The problem with this argument is that so many of the rioters, perhaps even the majority, were young, college-educated whites, not inner-city Blacks. In NYC, for instance, two lawyers were arrested for firebombing a police car. I suspect this hold elsewhere, if not the particular profession. If that is so, there is something new happening on the ground that talks of “uprisings,” with its connotations of the 1967-68 riots masks over.

Michael Mahler
Michael Mahler
3 years ago

Casually repeats “the Charlottesville lie,” therefore everything he says can (must?) be heavily discounted.

Jim Cooper
Jim Cooper
3 years ago
Reply to  Michael Mahler

Well, like most black folk, I imagine he’s DESPERATE. But if racism is less about FACE than PLACE then this will continue to be the case.
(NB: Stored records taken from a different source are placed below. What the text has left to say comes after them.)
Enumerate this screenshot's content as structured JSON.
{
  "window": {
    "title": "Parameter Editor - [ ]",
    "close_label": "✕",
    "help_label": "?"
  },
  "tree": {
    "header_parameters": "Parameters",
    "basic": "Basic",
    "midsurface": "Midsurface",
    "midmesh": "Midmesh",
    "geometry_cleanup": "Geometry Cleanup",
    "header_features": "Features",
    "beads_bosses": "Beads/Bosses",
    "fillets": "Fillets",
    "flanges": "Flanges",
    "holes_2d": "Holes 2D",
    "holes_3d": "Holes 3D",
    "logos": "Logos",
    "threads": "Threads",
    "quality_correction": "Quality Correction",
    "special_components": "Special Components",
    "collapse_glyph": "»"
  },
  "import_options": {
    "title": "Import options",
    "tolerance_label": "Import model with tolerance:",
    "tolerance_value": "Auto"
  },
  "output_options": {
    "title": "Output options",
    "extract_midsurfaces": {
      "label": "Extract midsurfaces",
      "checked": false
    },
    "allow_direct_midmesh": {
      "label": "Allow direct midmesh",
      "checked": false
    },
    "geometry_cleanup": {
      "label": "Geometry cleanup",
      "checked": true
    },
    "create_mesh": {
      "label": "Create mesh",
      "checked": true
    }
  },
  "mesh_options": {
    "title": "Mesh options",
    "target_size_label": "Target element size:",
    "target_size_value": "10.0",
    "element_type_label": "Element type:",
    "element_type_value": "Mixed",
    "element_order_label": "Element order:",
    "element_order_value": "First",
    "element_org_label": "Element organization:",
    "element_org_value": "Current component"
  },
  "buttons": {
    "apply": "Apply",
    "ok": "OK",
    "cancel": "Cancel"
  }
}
Why would anyone imagine white folk would give up their hegemony over others easily? Same goes for men over women and so on. It’s CASTE that rules the world and not CLASS. The truth is that black lives DONT matter to those they seek to challenge. Equality and univeral social justice are fantasies – unfortunately…

vince porter
vince porter
3 years ago

A fine example of where we are – an era characterized by dialogue de sourdes – the dialogue of the deaf. This article was obviously intended to convince conservatives of the righteousness of BLM. It’s distortions merely convince rational people that there is little to be gained from talking to people consumed by the past, not yet ready to face life on its own terms in a future of mutual respect. When you ‘blow it all up’, the most you can hope for is debris.